The thing that holds a character like The Hulk back is its lack of human connection being fully computer-generated. Here we never really lose the biological core of the actors onscreen. Downey Jr. is as good as ever and his spiral into depression and uncertainty only gives him room to be even more enthralling. I enjoyed the expanded role of Don Cheadle’s recast Rhodes, slowly warming Stark to the idea of a partner through aggressively forceful ‘tough love’ and Gwyneth Paltrow’s Pepper Potts, although taking a backseat, resonates with her determination and will to succeed, showing exactly what it is Stark sees in her. John Slattery is spot-on casting as Poppa Howard in film footage, doing what he does on “Mad Men” each week; Johansson is very much in the background, therefore not annoying much as usual, and her fight moves are slick as hell; Rourke is fantastic once again as the tattooed, genius heathen inciting Stark back to life while trying to destroy him; and Rockwell couldn’t be better as Hammer, a mirror image of Stark in every way, but unsuccessful, unlikable, and vindictive—hilariously so. Favreau’s small role as bodyguard and driver Happy Hogan also gets expanded, making his appearance so much more relevant than it was in the first.

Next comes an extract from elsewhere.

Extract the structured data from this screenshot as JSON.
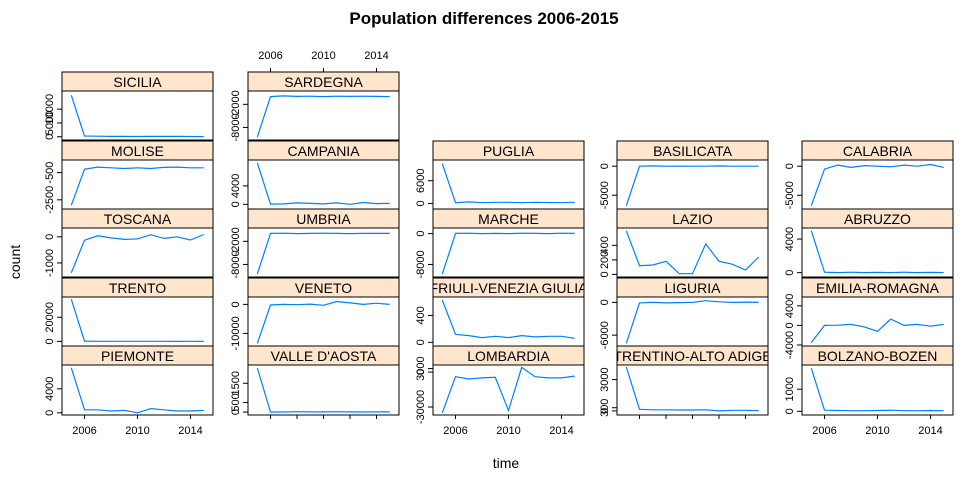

So, while the story is weaker as far as growth and weight, Iron Man 2 makes up for it in sheer enjoyment. Bigger, louder, and more explosive in every way, the film is just as fun as the first and should be appreciated as such in the scope of the series. Development for guys like Whiplash and Hammer may be almost nonexistent, but then we figure they will either die or be more important in later installments anyway. The film is less a standalone story than an integral cog in the machine Marvel Films has been building, hoping to culminate with a massive collaboration containing every superhero entity working side by side—now there is a recipe for disaster and way too much for its own good sensibility. I was never bored, loved the faux scientific breakthroughs like the creation of a brand new element, and felt the adrenaline rush with every battle, no matter how small. Stan Lee’s characters are once again getting king-like treatment in their adaptations to live action cinema. I don’t think he’d continue showing face if he didn’t think so. I’m sure he could have stayed home and gotten the real Larry King instead otherwise.
 Gwyneth Paltrow (left) stars as Pepper Potts and Robert Downey Jr. (right) stars as billionaire industrialist Tony Stark, aka Iron Man, in “Iron Man 2.”
 Mickey Rourke on the set of Marvel Studio’s Iron Man 2 as “Whiplash.”